After you find a great organization, you can then pick your program and country according to your skill set and interests. If you are one of those brave souls who are taking a career break or volunteering post retirement, there are some great organizations with programs more suited to adult participants. Picking your program can be a tough choice, but also one of the most exciting parts of the process.

Next, decide when you want to go so that your program can start preparing for your arrival and you can prepare for your departure. Hopefully, by this step, you’ve already been in contact with the organization and both of you have some idea of when you’re looking to volunteer and for how long. Also, if there are any applications you need to submit, do so now!

Once you know you’ve been accepted, you’ll want to set a budget and fundraise. Research your estimated program costs, flight costs, vaccination costs, and any extra travel expenses you might have, and figure out how much money you’ll need to save.

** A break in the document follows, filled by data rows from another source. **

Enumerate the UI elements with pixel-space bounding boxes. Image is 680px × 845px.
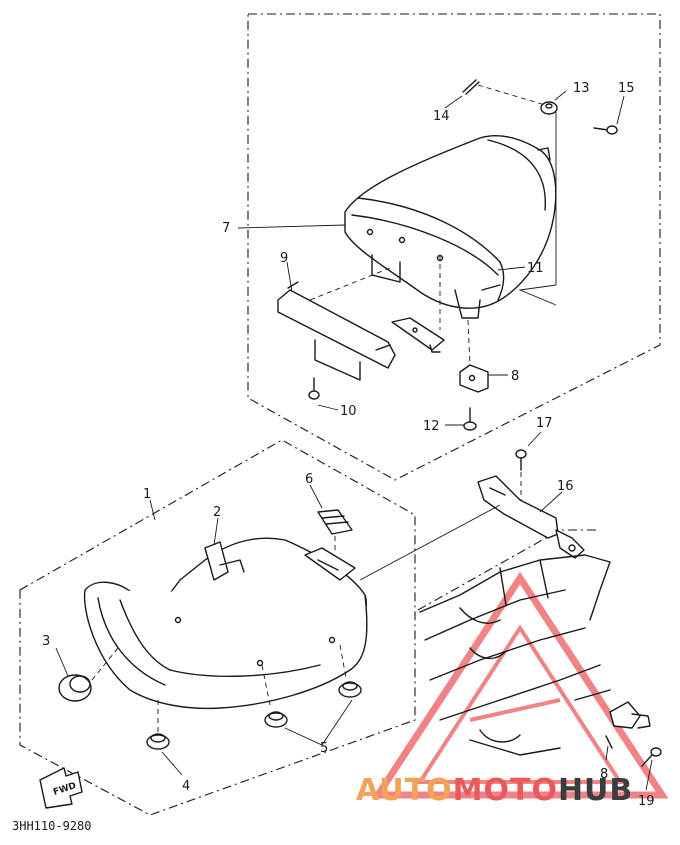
callout-2: 2 (213, 505, 221, 520)
callout-11: 11 (527, 261, 544, 276)
plate-2-part (204, 541, 245, 581)
callout-8-upper: 8 (511, 369, 519, 384)
callout-19: 19 (638, 794, 655, 809)
plate-bracket-part (391, 317, 445, 353)
drawing-code: 3HH110-9280 (12, 819, 91, 833)
callout-12: 12 (423, 419, 440, 434)
callout-13: 13 (573, 81, 590, 96)
nut-13-icon (540, 101, 558, 115)
lock-8-lower-part (605, 701, 651, 749)
band-6-part (317, 509, 353, 535)
watermark-hub: HUB (558, 773, 633, 808)
forward-arrow-icon: FWD (39, 767, 83, 809)
watermark-triangle-icon (371, 571, 669, 799)
seat-lock-16-part (477, 475, 585, 559)
callout-17: 17 (536, 416, 553, 431)
callout-8-lower: 8 (600, 767, 608, 782)
damper-5b-part (338, 681, 362, 698)
bolt-12-icon (463, 407, 477, 431)
group-boundary-cowl (247, 13, 661, 481)
callout-16: 16 (557, 479, 574, 494)
callout-3: 3 (42, 634, 50, 649)
callout-labels: 1 2 3 4 5 6 7 8 8 9 10 11 12 13 14 15 16… (42, 81, 655, 809)
damper-5a-part (264, 711, 288, 728)
watermark-moto: MOTO (453, 773, 558, 808)
callout-7: 7 (222, 221, 230, 236)
bracket-9-part (277, 281, 396, 381)
bolt-17-icon (515, 449, 527, 471)
callout-1: 1 (143, 487, 151, 502)
callout-5: 5 (320, 741, 328, 756)
callout-9: 9 (280, 251, 288, 266)
grommet-14-icon (462, 79, 480, 95)
callout-4: 4 (182, 779, 190, 794)
frame-part (419, 554, 611, 756)
watermark-auto: AUTO (356, 773, 453, 808)
seat-lock-bracket-part (304, 547, 356, 581)
leader-lines (149, 90, 653, 791)
screw-15-icon (593, 125, 618, 135)
svg-text:AUTOMOTOHUB: AUTOMOTOHUB (356, 773, 633, 808)
seat-cowl-part (344, 135, 557, 319)
bolt-10-icon (308, 377, 320, 400)
bracket-8-upper-part (459, 364, 489, 393)
watermark-text: AUTOMOTOHUB (356, 773, 633, 808)
damper-3-part (58, 674, 92, 702)
callout-10: 10 (340, 404, 357, 419)
callout-6: 6 (305, 472, 313, 487)
screw-19-icon (641, 747, 662, 767)
callout-15: 15 (618, 81, 635, 96)
callout-14: 14 (433, 109, 450, 124)
group-boundary-seat (19, 439, 416, 816)
damper-4-part (146, 733, 170, 750)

Many organizations offer fundraising platforms, but you can also get creative on your own.

Host a party where instead of gifts, everyone brings donations to help fund your volunteer project or host organization. On top of this, look at ways you can cut back on costs in your daily life. Here are 30 Ways to Cut Your Monthly Expenses, including things like bulk cook your meals at home, don’t buy take away coffee every day, and shop at thrift stores.

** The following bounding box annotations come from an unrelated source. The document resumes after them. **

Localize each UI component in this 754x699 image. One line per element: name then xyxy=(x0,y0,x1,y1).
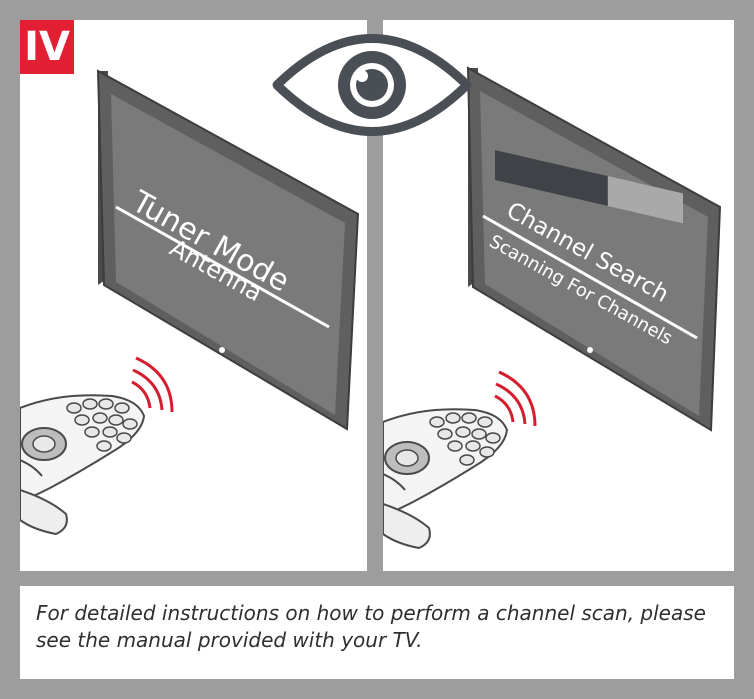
tv-screen xyxy=(111,94,345,415)
step-badge: IV xyxy=(20,20,74,74)
tv-icon: Channel Search Scanning For Channels xyxy=(466,66,722,432)
left-scene: Tuner Mode Antenna xyxy=(20,69,360,536)
menu-divider xyxy=(482,214,698,340)
remote-control-icon xyxy=(383,408,509,550)
progress-bar xyxy=(495,150,683,224)
hand-icon xyxy=(20,488,68,536)
power-led xyxy=(219,347,225,353)
hand-icon xyxy=(383,502,431,550)
progress-fill xyxy=(495,150,608,207)
right-scene: Channel Search Scanning For Channels xyxy=(383,66,722,550)
remote-buttons xyxy=(429,412,501,466)
menu-divider xyxy=(115,205,330,329)
right-panel: Channel Search Scanning For Channels xyxy=(383,20,734,571)
signal-waves-icon xyxy=(131,356,174,413)
caption-box: For detailed instructions on how to perf… xyxy=(20,586,734,679)
caption-text: For detailed instructions on how to perf… xyxy=(36,601,706,652)
left-panel: Tuner Mode Antenna xyxy=(20,20,367,571)
signal-waves-icon xyxy=(494,370,537,427)
remote-buttons xyxy=(66,398,138,452)
power-led xyxy=(587,347,593,353)
tv-icon: Tuner Mode Antenna xyxy=(96,69,360,431)
remote-control-icon xyxy=(20,394,146,536)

Following these steps worked for me, but it wasn’t everything. You need to frame your mindset around making volunteering abroad a priority. Without that commitment, you won’t have the motivation to make your travel aspirations come true. At the end of this getting started research process, you’ll likely be surprised by all the things you didn’t know about volunteer abroad, and it will likely seem far less overwhelming.

Why 2015 Is Your Year to Volunteer Abroad!

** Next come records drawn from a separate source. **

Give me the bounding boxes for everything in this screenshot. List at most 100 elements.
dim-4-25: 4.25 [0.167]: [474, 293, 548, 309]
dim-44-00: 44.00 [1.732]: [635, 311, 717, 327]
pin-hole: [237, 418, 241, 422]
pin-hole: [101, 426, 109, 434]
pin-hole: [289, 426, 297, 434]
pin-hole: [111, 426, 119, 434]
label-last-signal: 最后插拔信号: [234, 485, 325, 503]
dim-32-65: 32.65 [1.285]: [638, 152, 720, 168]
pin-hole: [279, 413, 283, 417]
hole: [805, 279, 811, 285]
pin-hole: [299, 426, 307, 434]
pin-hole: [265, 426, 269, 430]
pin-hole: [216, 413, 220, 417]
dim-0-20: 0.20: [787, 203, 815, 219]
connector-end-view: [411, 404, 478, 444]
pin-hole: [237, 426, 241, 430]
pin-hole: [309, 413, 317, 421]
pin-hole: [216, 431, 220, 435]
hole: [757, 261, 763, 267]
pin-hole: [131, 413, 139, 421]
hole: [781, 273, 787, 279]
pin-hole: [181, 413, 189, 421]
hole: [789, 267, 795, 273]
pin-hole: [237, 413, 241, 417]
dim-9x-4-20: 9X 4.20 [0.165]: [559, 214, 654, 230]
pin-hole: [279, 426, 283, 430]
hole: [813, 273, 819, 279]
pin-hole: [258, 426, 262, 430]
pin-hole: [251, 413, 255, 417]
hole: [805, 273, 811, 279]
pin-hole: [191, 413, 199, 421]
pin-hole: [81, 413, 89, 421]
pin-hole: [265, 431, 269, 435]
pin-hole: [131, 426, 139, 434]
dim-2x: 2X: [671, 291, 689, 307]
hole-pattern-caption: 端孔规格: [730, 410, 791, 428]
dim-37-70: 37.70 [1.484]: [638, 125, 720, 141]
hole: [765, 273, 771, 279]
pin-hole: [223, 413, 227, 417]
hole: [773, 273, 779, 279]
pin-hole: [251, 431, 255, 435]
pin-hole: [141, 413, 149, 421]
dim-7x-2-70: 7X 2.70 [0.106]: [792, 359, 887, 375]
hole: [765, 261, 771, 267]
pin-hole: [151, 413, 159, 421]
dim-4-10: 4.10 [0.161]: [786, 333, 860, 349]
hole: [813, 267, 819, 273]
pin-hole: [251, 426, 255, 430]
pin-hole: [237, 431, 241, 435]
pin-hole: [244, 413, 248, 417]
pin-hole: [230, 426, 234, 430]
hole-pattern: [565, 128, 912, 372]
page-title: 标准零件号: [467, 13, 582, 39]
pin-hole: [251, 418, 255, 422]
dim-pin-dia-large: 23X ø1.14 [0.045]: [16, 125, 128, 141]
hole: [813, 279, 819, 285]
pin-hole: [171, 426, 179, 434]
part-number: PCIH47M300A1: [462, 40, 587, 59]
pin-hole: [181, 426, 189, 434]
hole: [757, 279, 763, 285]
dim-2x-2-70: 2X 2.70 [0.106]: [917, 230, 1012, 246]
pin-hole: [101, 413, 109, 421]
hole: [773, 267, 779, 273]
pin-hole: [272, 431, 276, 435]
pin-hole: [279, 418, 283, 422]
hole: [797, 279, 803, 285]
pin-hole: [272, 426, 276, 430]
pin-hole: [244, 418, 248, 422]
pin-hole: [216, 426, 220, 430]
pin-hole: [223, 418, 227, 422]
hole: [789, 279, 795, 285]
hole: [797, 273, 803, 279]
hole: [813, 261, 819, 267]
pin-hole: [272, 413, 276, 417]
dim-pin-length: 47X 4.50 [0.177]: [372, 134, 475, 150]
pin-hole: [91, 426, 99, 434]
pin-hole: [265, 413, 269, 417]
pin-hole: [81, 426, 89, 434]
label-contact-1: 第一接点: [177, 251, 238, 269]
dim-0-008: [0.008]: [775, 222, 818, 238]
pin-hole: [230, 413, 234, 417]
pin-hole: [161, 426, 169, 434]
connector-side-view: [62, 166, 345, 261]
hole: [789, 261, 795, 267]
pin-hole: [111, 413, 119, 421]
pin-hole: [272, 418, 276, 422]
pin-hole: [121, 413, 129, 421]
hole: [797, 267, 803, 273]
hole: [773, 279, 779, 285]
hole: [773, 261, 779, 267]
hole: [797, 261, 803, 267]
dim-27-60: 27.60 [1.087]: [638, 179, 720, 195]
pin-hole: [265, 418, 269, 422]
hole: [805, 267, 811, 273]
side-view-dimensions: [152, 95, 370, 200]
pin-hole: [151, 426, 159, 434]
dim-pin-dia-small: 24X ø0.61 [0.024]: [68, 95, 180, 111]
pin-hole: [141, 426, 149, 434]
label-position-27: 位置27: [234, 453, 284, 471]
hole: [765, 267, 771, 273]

Do you need further encouragement to go volunteer abroad this year? Here are a list of seven benefits that will make all your effort worth it.

  • Learning something new: Whether it be a skill, language, or certification, your experience abroad will undoubtedly teach you something that can be used in your daily life.
  • Expanding your horizons: Jumping headfirst into an unknown country and culture is absolutely going to give you unique insight, change your perspective of the world, and give you something to think about after you return home.
  • Reevaluating your priorities: By taking on the role of volunteer, you will be able to take the focus off yourself and on helping others. This will help you understand what’s truly important in your life.
  • Talking about your cool new experiences: The next time the conversation turns to international relations at a party or meeting, you’ll be able to contribute with your thoughts and what you did while volunteering abroad.
  • Putting things into perspective: If you feel your life going down a road you don’t particularly love, do something about it. Now. If traveling and volunteering is something you’ve always wanted to do, start making those plans today. If you feel stuck or confused about your path, taking time off to travel is an excellent way to do some soul searching.
  • Helping to improve your host community: By transferring your skills to those in a developing country you are making a much more long lasting contribution. Like the old proverb, you’re not giving fish away for free, you are teaching people how to fish, thus providing them with skills to continue improving their lives.
  • Impressing college admissions or employers: In today’s emerging global economy, having experience with living and working in different countries is incredibly important. Instead of just taking a vacation, you can volunteer and then leverage that experience to get a job or get accepted to college.

This year, instead of resolving to buy a gym membership that you only use for two months, or to read those books that have been collecting dust on your bookshelf, make a resolution to take action. If volunteering abroad has always been a dream of yours, now is the time to make it happen.